I stuck around for the rest of the show and these guys have some real talent. From their driving rhythms and liquid string section to their surprise synthesizers and frantic vocals, Uncle Skeleton never ceased to satisfy.
This California group has come up a bunch on my downtempo Pandora, so I wasn’t totally sure I’d be able to stay awake for their 2am-4am time slot. I stumbled into the tent not to a relaxed and phazed-out crowd, but to a writhing and dusty club with bass up to your neck. With dancers playing huge percussion and a live drum kit with violin (plus freaky animal masks!), Beats Antique doled out some of the most inspired hard dance tracks I’ve heard in a long time. Their sound is just a bit more organic than the ripping synth lines of Bassnectar, a bit more individual than Girl Talk’s frenetic Cliffs Notes of Pop but just hard enough to still make you feel dirty.
Sam Beam covers a wide spread of his songs with an eleven-piece fusion group. Unforgettable concert ensues. Here’s just a taste.
Jose Gonzales’ newest venture is a 5-piece ambient acoustic-electric gem. What surprised me is how closely they resemble a jam band, but I never found myself bored at the show. Their rhythms are often plodding, but their instrumentation is always expanding the sound-scape and enveloping you in a warm blanket of smooth and spacey sounds. I felt like I had stumbled into a practice room with some cool dudes and a lot of great instruments; the sound they foster together is casual but controlled, letting you into a groove but then exploring a 10-minute drone solo on Mr. Gonzales’ KAOSSILATOR. I dug it. A lot.
If you’re looking for honest stage presence, look no further than these vintage vest-wearers from the North West. Colin Maloy was full of pomp and vocabulary, and I couldn’t help but laugh at his banter. Plus, he openly challenged Bela Fleck to a pick-off and they delivered a 5-minute solo of random notes, most of which he missed. It’s all in good fun, understand, because of course The Decemberists can’t shred. To drag it out in front of 30,000 people, however, takes balls the size of Saturn, and I respect that.
Holy extraordinary energy, Batman! This was an excellent live show. Each member on stage exuded as much passion and electricity as the leading man, Win Butler – who is sporting a new haircut (think sexy-Hitler). With so many people thrashing about on stage generating the pop-wash of sound that is Arcade Fire, its impossible not to connect. Hell yes it overwhelmed me. Hell yes I’ll see them again.

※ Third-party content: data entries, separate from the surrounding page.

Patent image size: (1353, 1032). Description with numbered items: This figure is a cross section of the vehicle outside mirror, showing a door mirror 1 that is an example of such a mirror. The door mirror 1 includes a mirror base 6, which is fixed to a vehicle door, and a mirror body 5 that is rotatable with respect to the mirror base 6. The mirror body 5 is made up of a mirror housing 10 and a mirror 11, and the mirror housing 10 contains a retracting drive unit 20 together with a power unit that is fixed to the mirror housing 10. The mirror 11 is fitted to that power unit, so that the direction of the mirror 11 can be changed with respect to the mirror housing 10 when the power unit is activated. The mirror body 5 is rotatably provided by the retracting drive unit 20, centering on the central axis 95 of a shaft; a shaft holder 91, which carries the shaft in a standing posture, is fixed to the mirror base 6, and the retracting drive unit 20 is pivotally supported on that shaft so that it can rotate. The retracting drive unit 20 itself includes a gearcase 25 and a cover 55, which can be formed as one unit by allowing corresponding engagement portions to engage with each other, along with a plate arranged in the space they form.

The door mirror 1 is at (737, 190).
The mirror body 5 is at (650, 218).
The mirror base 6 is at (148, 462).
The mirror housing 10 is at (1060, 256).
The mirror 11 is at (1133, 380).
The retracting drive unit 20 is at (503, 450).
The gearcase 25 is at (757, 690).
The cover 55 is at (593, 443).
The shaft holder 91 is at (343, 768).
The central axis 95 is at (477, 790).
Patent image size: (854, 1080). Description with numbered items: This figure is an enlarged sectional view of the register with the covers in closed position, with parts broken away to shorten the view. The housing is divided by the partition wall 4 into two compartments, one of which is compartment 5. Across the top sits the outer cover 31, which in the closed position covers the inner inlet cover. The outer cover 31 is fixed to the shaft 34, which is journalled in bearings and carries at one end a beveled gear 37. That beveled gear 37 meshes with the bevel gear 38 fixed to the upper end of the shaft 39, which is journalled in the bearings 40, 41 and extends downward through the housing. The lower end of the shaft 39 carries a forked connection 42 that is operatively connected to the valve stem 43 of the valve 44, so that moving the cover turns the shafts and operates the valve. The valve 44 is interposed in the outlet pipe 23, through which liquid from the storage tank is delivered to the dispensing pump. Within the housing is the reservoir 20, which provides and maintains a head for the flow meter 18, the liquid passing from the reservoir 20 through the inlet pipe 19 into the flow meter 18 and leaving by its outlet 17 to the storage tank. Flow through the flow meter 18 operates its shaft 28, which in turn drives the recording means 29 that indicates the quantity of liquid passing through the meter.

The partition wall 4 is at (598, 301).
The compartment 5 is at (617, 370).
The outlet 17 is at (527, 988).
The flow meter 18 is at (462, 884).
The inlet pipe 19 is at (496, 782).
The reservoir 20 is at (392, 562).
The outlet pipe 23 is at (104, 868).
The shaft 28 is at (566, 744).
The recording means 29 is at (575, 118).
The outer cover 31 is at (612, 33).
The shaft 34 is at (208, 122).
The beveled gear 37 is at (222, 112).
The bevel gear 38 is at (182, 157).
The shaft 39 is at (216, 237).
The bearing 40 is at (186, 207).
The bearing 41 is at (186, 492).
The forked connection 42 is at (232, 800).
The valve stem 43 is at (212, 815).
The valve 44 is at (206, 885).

I love these guys for about 2 minutes per song, but their live show was truly the low point of the festival. Ratatat is very careful to preform each sprawling section of each song, some of which even last upwards of 6 minutes. As groovy as their music is, you’re lying if you say you don’t skip to the next track after 2 minutes. Well you just can’t do that at a live show. Snore.